Flat tax means replacing most of the social protection benefits with a solid basic income for all, which gradually declines as the flat tax is applied on the excess. A shift towards flat tax means releasing more consumer spending power to the economy, while recovering the lower intake in income tax, by a spike in consumption taxes.
There is lots of evidence to show how a pivot towards flat tax boosts overall GDP — an effect that cannot be gleaned from the outdated linear modelling used by Ireland’s Edwardian Department of Finance and fed to a squabbling political system where party positioning trumps the national interest time over time.
Well-paid executives decide where to position new ventures and expansions, central to which is how this impacts on their own pay, not just on income but on share options.
In the world now emerging, this is going to be more important than headline corporation tax as sovereigns challenge the current global free-for-all.

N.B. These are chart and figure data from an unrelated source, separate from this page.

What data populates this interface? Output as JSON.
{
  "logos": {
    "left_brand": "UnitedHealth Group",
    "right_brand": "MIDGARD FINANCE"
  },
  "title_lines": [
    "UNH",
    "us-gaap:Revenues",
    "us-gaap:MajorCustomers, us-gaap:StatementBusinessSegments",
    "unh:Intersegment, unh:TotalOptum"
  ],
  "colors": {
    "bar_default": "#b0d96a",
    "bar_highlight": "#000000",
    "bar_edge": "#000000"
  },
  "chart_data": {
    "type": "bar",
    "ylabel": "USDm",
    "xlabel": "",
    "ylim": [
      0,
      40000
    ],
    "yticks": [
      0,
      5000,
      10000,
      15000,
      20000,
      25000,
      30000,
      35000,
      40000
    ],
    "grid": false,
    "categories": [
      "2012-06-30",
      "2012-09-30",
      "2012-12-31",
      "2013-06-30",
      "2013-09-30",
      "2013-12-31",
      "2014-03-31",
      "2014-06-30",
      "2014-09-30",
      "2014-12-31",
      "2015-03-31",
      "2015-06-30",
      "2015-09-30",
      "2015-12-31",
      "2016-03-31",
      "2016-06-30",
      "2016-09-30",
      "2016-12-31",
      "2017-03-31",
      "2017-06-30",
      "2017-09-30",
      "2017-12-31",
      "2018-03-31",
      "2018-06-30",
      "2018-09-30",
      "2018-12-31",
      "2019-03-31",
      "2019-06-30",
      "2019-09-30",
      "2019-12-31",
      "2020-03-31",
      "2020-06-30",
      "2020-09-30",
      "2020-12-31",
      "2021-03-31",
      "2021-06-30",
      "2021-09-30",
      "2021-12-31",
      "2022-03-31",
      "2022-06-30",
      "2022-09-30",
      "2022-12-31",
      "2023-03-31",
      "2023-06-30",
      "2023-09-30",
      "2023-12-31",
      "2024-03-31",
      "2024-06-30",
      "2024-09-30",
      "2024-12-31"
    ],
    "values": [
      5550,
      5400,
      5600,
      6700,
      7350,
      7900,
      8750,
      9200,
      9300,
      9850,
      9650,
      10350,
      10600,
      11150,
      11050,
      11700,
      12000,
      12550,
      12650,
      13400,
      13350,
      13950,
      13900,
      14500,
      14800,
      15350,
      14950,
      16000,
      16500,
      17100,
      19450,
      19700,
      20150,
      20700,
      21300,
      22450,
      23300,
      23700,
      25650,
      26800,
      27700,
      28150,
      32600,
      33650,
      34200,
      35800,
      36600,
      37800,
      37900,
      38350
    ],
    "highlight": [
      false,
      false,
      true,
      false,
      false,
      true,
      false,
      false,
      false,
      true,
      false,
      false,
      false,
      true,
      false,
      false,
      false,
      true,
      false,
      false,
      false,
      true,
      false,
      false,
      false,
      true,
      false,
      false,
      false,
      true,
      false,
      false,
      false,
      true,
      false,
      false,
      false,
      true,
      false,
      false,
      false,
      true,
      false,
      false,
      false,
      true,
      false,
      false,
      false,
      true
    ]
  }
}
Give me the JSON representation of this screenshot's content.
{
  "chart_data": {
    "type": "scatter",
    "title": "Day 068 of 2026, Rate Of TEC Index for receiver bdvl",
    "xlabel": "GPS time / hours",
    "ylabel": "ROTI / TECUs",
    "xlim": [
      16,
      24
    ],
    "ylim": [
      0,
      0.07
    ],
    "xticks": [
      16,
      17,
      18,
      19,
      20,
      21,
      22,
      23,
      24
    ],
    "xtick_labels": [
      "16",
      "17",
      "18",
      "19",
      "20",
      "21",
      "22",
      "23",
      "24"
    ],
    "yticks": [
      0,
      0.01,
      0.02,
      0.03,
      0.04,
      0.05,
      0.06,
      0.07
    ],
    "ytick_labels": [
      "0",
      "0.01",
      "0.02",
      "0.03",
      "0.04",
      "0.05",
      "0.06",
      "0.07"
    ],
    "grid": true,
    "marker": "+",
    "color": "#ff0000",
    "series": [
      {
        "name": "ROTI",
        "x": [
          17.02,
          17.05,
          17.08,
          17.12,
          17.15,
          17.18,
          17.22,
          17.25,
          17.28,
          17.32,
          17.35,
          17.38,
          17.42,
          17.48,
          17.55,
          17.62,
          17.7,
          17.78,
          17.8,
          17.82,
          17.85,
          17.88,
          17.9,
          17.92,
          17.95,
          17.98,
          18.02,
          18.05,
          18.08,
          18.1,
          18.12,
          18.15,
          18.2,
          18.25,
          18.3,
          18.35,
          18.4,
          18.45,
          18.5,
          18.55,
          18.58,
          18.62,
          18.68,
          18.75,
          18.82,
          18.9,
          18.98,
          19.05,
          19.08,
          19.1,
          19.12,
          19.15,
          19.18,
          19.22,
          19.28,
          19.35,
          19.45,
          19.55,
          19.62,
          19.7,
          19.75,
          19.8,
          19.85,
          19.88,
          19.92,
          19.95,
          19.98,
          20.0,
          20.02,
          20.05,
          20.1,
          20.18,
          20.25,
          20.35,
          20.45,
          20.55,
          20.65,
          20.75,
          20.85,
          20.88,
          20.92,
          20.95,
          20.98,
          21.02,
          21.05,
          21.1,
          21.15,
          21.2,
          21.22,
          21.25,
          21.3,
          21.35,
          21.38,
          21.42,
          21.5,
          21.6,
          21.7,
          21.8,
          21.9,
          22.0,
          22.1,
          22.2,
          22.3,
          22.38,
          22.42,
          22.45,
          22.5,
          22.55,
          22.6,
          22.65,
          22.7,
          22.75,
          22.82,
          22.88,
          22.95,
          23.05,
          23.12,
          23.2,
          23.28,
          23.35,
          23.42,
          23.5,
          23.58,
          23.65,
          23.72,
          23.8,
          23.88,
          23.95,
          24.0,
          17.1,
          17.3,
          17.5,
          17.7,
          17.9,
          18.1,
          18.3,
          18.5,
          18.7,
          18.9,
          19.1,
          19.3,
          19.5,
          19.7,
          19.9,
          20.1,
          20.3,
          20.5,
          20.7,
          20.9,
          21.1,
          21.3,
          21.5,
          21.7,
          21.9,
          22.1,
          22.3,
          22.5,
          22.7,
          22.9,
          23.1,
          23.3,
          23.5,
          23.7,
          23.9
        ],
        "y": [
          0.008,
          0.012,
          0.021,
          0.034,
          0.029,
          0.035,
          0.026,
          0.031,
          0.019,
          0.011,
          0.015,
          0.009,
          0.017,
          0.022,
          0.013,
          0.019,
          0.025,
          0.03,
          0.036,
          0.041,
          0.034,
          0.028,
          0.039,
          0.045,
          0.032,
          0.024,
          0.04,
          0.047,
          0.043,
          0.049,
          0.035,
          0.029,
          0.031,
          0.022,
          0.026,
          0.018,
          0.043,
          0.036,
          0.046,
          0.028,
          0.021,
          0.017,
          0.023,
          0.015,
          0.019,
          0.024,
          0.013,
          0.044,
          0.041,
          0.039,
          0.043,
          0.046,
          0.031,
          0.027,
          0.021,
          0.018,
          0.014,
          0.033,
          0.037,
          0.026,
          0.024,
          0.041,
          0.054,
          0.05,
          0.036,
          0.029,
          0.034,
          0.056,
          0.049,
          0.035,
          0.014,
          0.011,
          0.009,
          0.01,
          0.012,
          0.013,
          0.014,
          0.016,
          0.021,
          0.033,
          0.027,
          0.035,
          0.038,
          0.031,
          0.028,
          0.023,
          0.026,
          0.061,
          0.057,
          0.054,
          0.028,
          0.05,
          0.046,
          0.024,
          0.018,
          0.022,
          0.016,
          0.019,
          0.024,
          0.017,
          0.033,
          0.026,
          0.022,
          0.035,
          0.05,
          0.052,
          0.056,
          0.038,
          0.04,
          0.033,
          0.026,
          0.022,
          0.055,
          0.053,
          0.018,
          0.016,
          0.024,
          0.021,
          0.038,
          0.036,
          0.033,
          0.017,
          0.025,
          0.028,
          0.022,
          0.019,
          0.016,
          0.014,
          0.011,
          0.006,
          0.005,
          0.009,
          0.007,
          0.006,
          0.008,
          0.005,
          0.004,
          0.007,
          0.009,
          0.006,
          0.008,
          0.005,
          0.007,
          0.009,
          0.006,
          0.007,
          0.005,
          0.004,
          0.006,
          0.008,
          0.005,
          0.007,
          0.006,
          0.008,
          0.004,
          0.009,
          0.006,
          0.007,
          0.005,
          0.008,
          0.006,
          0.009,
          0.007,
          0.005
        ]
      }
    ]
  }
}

However, a flat tax model that affords a low tax on excessive incomes sows inequality, the answer to which is to cap the benefit by applying a levy, call it a solidarity tax, over an optimum multiple of the current average wage, probably five to 10 times and which will reveal itself in tax labs equipped with modern dynamic modeling.
Implementing a flat tax model for the Republic of Ireland, after a short process of careful design, consensus building and cross-party political debate, would send a powerful signal globally that Ireland is back in the game with a competitive advantage that large, ageing economies will find almost impossible to follow. Such a pivot would also afford us the opportunity to finally tackle retirement apartheid by funding a universal worker pension scheme supported by proper contribution rates from workers and employers that builds exponentially with economic growth.
There’s never a shortage of fight in the Irish but it’s now best deployed in a new strategy, one that leverages our strengths — a young, and well-educated population that looks out to the world, pivoting from being a safe haven for corporates to being one for workers and enterprise leaders at all levels of organisation and earnings. If we want to stick it to the EU, flat tax is the way.